Natividad, outré, poussa sa mule, tandis que François-Gaspard, derrière, avait un petit ricanement sec.

Dans cette lamentable et tragique expédition, il faisait véritablement honneur à l’Académie française… C’était lui le moins fatigué de tous. Habitué à vivre dans les bibliothèques, il ne pouvait imaginer qu’il pourrait assister vraiment à toute cette horreur vécue. Cela lui produisait l’effet d’une sorte d’expédition instructive, montée pour lui, François-Gaspard, de l’Institut, par les soins du Gouvernement et de la Société de Géographie et destinée à lui fournir de la copie.
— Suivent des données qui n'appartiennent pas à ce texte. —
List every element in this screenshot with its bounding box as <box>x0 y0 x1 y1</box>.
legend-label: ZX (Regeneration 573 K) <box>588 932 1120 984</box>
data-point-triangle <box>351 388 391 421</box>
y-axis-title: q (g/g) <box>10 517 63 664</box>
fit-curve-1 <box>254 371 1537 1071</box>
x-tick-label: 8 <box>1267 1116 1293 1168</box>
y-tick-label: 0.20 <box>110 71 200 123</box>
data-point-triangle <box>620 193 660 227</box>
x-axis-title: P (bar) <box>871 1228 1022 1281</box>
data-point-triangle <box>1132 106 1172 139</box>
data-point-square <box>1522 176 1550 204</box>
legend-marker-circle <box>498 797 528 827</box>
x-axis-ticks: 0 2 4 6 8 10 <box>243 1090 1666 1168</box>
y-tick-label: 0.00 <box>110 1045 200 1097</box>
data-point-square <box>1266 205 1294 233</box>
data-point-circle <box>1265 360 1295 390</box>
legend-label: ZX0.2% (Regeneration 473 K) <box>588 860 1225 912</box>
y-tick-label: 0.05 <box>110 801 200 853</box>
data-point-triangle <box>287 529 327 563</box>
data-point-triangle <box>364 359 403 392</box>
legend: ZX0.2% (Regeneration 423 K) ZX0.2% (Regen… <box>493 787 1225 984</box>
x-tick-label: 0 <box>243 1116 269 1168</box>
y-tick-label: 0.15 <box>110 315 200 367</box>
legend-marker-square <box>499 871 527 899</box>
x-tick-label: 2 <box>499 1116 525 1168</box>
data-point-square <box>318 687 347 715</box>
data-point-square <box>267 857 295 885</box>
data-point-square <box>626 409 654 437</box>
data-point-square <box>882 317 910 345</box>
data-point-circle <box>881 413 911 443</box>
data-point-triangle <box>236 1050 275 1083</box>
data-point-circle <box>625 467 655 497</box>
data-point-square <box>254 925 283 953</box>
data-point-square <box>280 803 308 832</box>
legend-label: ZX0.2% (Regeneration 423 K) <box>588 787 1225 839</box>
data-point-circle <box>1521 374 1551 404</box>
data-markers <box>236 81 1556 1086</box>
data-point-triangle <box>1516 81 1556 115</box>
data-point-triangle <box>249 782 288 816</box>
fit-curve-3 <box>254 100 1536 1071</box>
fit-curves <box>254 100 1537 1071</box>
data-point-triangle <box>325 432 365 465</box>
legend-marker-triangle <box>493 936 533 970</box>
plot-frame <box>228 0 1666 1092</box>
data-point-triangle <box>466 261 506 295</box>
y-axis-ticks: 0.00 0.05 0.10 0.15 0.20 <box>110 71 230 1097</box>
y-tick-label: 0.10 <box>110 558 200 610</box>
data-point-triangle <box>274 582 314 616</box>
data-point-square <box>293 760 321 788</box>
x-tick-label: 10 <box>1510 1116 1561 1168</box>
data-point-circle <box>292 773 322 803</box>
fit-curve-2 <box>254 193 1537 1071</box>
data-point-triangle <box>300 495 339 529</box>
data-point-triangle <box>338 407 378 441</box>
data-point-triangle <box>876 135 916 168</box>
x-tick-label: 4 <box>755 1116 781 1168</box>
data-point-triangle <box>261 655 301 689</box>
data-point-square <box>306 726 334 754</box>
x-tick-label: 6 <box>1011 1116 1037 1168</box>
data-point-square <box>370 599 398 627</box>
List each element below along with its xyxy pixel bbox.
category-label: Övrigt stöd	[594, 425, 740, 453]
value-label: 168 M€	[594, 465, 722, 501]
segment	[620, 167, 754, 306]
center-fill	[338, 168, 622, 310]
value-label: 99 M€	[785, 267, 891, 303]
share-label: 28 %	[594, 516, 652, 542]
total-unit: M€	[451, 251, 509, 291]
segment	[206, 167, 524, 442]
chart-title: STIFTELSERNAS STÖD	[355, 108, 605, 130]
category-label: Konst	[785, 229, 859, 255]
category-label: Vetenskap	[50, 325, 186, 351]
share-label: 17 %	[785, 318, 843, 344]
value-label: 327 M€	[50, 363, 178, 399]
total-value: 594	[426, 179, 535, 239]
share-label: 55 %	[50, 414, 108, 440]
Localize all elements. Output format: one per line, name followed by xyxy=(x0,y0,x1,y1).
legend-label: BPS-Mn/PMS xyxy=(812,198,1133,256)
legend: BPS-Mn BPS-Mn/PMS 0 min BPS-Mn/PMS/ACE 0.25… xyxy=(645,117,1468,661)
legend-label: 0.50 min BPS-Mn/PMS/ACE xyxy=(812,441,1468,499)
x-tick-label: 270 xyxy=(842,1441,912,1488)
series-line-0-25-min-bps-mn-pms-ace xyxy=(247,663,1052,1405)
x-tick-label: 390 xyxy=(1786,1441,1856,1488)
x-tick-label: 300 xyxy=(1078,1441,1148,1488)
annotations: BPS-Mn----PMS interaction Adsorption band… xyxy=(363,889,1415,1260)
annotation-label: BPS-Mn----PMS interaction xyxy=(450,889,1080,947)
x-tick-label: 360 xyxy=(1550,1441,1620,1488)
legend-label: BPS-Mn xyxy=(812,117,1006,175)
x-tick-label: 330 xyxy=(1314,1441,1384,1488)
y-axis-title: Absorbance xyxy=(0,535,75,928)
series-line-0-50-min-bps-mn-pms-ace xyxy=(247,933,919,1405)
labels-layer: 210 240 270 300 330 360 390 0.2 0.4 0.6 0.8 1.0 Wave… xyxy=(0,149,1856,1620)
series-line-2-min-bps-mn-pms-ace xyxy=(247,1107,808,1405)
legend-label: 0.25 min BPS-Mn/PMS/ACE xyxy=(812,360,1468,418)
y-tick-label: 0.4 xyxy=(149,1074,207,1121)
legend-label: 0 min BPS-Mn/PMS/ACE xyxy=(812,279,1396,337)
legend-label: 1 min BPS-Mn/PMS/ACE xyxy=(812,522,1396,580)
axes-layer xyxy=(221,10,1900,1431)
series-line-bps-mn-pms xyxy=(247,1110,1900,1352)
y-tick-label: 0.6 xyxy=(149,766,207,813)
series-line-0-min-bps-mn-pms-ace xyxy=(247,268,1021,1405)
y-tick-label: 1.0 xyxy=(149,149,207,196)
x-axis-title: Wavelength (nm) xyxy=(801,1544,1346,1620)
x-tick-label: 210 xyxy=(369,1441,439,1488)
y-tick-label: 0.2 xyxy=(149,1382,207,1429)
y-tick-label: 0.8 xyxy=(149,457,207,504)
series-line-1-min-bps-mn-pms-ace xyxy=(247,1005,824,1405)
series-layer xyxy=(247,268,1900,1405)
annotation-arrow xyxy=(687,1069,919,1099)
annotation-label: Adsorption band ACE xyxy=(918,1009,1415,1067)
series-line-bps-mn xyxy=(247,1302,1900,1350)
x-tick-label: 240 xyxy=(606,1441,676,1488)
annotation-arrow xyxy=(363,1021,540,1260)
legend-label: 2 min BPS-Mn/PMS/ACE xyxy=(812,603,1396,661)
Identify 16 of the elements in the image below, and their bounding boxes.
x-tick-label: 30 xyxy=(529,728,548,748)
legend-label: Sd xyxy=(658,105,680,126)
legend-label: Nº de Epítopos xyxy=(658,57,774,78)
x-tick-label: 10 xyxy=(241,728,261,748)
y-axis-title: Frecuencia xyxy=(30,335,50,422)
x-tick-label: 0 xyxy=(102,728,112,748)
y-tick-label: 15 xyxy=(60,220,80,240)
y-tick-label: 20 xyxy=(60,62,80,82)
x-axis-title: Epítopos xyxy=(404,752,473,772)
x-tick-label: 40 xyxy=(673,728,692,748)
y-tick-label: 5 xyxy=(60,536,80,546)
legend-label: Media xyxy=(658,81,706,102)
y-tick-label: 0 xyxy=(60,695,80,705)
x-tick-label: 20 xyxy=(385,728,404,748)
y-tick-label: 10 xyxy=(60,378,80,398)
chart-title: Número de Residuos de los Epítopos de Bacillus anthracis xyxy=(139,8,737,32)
Il admettait ces mœurs dans le passé, mais le présent n’arrivait pas à l’épouvanter. Après de sérieuses réflexions, il restait persuadé que tout cela se terminerait très bien. N’était-ce pas, du reste, l’avis de Natividad dont les propos monstrueux lui paraissaient l’évocation d’un professeur d’histoire un peu emballé sur son sujet ?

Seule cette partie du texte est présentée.